The fellowship application information was publicly available online, the deadline was in two days. She had told Luca she didn't want it. But staring at the eviction notice that had arrived that morning—a mistake, surely, but one that would take weeks to fix—her principles felt like a weight she could no longer carry.

She took a deep breath and pushed through the revolving doors.

The lobby was a cathedral of capitalism, all marble and echoing space. The receptionist, polished and polite, directed her to the 42nd floor: The Moretti Family Foundation.

The elevator ride was silent and swift. When the doors opened, she stepped into a serene, tastefully decorated reception area. Before she could approach the desk, a door to a side office opened, and Luca walked out.

He stopped dead, his composure slipping for a fraction of a second, revealing pure, unguarded shock.
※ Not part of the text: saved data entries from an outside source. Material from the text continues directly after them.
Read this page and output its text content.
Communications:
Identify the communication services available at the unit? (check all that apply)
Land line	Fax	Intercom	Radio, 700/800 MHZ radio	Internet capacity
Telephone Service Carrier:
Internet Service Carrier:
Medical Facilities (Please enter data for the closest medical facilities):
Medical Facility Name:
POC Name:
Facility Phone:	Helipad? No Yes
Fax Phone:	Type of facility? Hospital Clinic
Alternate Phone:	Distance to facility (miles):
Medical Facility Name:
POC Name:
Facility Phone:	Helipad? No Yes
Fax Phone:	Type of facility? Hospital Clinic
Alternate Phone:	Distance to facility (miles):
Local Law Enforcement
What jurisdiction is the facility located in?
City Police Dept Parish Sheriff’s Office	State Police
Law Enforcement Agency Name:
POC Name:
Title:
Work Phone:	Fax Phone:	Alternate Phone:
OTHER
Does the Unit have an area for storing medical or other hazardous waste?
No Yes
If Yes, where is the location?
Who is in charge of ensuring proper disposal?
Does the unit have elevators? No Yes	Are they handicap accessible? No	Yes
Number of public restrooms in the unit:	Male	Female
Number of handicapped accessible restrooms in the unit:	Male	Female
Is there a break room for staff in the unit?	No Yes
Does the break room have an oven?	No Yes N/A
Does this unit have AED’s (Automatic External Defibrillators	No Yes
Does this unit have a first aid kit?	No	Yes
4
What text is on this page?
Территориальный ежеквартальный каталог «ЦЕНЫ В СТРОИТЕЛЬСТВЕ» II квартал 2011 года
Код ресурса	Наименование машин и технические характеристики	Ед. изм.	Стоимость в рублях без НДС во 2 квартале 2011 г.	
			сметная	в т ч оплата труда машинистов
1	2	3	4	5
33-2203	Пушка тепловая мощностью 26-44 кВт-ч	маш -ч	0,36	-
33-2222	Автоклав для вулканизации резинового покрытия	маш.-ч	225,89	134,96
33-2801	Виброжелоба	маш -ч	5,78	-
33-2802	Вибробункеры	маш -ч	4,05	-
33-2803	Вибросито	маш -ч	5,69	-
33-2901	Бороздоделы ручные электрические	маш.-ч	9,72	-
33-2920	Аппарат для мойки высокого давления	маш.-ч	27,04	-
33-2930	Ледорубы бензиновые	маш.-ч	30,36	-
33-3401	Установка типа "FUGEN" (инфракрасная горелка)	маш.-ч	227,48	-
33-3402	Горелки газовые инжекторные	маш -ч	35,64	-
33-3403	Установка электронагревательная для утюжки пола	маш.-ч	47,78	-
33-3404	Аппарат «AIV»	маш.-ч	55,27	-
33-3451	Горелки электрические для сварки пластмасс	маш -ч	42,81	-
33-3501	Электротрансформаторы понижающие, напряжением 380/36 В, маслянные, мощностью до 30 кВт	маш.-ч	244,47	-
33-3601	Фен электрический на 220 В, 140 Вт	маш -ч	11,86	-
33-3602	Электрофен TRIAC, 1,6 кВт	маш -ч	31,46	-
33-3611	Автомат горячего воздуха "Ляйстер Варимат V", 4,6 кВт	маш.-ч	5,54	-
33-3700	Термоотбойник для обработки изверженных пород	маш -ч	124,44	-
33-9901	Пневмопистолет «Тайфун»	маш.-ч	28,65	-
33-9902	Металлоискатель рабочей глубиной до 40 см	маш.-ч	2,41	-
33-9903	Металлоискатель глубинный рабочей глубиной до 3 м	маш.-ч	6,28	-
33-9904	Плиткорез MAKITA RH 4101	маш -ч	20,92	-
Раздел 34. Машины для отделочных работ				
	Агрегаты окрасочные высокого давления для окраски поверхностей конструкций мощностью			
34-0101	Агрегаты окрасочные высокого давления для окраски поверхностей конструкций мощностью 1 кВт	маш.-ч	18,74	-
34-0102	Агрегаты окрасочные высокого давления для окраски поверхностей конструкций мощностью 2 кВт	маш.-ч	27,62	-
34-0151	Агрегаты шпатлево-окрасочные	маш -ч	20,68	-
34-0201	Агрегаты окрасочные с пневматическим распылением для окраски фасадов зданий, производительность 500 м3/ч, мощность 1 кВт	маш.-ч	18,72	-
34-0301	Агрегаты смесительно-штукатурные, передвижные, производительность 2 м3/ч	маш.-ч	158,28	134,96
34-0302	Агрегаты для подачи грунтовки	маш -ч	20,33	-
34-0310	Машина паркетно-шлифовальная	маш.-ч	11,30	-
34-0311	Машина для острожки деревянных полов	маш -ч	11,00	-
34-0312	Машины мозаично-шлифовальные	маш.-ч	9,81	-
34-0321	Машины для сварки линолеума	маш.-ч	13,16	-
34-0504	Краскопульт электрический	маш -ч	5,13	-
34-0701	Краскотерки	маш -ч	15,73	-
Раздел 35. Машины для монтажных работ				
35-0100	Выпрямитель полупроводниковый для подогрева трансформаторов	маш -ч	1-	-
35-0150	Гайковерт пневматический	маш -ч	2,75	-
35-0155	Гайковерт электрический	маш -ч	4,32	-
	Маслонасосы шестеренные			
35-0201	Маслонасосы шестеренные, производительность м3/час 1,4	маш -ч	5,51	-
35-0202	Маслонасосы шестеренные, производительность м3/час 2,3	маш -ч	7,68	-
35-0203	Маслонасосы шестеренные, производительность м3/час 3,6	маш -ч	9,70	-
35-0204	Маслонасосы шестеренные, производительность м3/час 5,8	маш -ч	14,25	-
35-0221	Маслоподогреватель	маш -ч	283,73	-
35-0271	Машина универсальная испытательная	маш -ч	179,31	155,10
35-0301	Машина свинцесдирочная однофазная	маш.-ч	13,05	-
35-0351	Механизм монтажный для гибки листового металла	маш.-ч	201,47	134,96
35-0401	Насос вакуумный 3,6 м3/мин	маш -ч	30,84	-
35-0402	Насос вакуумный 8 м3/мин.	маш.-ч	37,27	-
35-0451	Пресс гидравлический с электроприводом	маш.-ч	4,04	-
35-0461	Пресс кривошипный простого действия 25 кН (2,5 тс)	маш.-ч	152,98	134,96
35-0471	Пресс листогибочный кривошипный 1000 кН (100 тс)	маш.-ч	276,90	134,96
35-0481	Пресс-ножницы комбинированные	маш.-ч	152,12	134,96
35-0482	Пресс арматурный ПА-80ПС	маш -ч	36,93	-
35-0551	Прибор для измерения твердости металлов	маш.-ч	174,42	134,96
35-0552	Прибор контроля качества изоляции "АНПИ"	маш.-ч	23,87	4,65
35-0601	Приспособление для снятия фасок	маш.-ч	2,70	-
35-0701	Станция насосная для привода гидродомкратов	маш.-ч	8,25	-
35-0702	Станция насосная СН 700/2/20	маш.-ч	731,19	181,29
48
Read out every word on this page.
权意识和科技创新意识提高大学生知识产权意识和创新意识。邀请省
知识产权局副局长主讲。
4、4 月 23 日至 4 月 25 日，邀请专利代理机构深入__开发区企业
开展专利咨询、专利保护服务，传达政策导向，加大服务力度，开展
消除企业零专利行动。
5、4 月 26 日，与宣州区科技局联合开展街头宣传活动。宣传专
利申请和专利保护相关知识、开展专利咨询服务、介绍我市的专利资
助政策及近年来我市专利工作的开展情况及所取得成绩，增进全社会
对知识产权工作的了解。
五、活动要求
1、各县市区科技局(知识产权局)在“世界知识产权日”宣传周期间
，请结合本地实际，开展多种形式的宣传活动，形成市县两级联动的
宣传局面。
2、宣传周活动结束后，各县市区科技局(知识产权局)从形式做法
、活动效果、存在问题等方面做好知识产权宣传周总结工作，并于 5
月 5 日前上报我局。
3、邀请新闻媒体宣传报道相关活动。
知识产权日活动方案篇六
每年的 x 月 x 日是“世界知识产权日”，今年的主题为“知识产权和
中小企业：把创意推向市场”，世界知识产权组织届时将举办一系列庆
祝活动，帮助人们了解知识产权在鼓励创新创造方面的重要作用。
He was in his element here—the powerful heir in a flawlessly cut suit, surrounded by the tangible evidence of his dynasty. And she was there, in her second-hand coat and scuffed boots, a living embodiment of the world he'd been warned to avoid.

"Melissa." He recovered quickly, his face settling into a neutral mask. "Is everything alright?"

She clutched her folder containing her academic transcripts and a draft application. "I… I came to get information. About the fellowship." The words tasted like ash.

A complex series of emotions crossed his face—surprise, a flicker of hope, then a dawning, painful understanding as he took in her pale, determined face, the shadows under her eyes. She wasn't here for him. She was here because she was cornered.

"Okay" he said, his voice carefully neutral. He gestured to the receptionist. "Ms. Vance is here for fellowship materials. Please provide her with every assistance." He turned back to Melissa, his gaze intense. "The selection committee is independent. Impartial."

He was telling her she wouldn't get special treatment. He was also telling her he wouldn't stand in her way. It was the most respectful thing he could do, and she hated him a little for it.

"Thank you," she said stiffly, turning to follow the receptionist.

As she walked away, Luca watched her go, Vittorio's warning echoing in his head. He had tried to leave her be. But fate, or her own desperate courage, had brought her right to his doorstep. The parallel lines were not just meeting; they were becoming dangerously, irrevocably tangled.